没等赵匡胤开口,张永德就说:“你是来说王朴的事?都不用说了,我知道啊,你得忍!”
张永德说的是什么事呢?原来大前天,赵匡胤去宫里见皇上,路上碰到了郑起,那郑起不过是个小文官,却敢挡住赵匡胤的道,他要赵匡胤下马。郑起的人和赵匡胤的人就打了起来,结果,郑起的人还打赢了,人家是皇城里的巡城文官,而赵匡胤是禁军武将,就算是虎,落在平阳,也得听狗的。
赵匡胤看在眼里,心里很不是滋味,他让那军士跟着郑起的人去评理,据说正好遇上了王朴。没承想,王朴正色对赵匡胤的人道:“你家将军乃是皇上肱骨不假;但也是武将,武将遇文官该下马,这个礼节一直是本朝所有武将都要遵守的,他岂能不知?”
赵匡胤的人吃了一鼻子灰,回来抱怨,赵匡胤对王朴倒是没什么意见,安慰了几句手下,这事也就过去了。王朴说得也对,如果禁军的武将在汴梁人人都可以耀武扬威,那汴梁还怎么管?

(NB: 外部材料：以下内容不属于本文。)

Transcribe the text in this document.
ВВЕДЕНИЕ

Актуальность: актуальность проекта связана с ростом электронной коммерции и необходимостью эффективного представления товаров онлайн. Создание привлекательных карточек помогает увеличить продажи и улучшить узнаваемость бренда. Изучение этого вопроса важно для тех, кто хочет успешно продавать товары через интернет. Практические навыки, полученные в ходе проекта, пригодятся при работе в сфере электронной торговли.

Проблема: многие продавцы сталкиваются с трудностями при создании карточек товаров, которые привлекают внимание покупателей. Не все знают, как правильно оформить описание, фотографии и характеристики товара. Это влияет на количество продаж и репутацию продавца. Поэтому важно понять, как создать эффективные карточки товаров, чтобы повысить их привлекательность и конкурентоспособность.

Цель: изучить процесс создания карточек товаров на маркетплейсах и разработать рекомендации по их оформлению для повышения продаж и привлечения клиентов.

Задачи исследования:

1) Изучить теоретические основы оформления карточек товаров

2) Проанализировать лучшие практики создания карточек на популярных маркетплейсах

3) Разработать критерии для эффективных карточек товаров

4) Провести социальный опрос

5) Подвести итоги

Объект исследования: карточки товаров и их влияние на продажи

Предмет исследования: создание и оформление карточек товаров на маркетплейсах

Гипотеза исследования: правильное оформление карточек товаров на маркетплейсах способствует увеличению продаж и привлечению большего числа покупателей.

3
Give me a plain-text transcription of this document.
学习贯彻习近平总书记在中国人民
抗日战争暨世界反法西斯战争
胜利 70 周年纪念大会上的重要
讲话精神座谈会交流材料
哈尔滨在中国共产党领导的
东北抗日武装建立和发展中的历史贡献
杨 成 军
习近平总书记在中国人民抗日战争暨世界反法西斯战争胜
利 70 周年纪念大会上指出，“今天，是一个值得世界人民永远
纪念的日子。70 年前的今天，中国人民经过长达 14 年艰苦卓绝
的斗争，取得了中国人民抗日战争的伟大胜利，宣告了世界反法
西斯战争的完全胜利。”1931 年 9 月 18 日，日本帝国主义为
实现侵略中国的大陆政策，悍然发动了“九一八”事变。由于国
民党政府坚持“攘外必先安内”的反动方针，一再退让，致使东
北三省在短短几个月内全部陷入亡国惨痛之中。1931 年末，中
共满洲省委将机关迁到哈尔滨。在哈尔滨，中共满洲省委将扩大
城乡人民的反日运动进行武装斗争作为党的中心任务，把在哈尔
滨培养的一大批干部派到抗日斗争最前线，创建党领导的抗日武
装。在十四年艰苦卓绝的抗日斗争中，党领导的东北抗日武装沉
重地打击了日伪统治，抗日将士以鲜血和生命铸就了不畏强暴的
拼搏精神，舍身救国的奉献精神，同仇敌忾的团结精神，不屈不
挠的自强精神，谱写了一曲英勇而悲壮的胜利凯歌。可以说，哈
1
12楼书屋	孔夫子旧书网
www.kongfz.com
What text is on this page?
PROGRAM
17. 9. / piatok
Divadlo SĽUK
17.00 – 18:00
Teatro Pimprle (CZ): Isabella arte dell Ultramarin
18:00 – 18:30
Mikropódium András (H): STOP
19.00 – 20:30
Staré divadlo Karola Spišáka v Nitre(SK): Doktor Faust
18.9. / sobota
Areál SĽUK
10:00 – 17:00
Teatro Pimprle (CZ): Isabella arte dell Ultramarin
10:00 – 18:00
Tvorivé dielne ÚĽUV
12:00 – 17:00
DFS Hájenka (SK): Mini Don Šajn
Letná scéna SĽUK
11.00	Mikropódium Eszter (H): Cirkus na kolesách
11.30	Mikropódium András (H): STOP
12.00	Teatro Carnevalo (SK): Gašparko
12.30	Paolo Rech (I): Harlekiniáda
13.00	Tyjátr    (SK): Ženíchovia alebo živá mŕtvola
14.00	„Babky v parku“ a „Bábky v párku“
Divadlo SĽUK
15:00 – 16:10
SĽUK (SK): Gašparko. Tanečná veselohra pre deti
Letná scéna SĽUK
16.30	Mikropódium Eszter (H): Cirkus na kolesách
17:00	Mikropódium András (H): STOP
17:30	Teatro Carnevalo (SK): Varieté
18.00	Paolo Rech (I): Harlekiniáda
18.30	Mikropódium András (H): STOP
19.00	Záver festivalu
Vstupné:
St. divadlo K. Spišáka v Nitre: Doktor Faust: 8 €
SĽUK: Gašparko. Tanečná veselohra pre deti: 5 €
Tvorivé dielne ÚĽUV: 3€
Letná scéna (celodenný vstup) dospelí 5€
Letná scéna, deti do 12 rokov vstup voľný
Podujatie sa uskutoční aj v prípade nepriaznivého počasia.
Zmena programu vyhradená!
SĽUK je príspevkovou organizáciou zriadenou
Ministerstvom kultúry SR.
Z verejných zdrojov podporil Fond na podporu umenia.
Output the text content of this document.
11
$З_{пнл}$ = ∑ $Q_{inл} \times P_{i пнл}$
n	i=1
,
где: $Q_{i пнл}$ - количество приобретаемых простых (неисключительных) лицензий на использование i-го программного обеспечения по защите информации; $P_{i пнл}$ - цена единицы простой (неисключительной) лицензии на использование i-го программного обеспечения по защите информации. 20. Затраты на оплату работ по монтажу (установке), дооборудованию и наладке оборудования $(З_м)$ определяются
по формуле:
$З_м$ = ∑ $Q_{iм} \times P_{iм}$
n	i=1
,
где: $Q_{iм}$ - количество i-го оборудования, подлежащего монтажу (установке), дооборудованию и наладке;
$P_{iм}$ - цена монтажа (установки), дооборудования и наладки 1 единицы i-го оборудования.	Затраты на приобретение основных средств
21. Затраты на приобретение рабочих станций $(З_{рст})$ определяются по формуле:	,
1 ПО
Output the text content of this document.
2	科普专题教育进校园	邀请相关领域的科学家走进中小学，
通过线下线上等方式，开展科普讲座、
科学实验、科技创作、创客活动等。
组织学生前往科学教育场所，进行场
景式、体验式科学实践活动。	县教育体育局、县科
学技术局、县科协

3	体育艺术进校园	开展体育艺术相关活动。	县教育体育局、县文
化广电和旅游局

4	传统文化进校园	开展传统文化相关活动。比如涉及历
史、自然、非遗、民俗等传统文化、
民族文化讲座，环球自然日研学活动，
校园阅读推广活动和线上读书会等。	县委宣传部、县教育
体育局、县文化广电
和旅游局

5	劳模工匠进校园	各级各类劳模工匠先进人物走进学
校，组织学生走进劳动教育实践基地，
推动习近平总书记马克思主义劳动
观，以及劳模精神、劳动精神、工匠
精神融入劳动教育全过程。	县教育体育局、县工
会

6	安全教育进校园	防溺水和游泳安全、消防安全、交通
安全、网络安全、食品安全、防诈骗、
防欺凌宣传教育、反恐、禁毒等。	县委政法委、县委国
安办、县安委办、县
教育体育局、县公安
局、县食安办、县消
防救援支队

不过,这事却让赵匡胤的手下不服气,他们在禁军中传来传去地说起,结果张永德也知道了。
赵匡胤摇摇头,“都点检,王朴大人的处置,我是心服的,我哪里有什么不服气的?都是那些小厮不懂道理,乱传话,传到您耳朵里还好,要是传到王朴的耳朵里,恐怕要多出事来!”
张永德看看赵匡胤,觉得赵匡胤说的没错,倒是王朴有点小题大做了。“要说的不是这个事,”他穿起衣服,“那你是有其他事,你直说吧,我们俩还有什么不能说的?”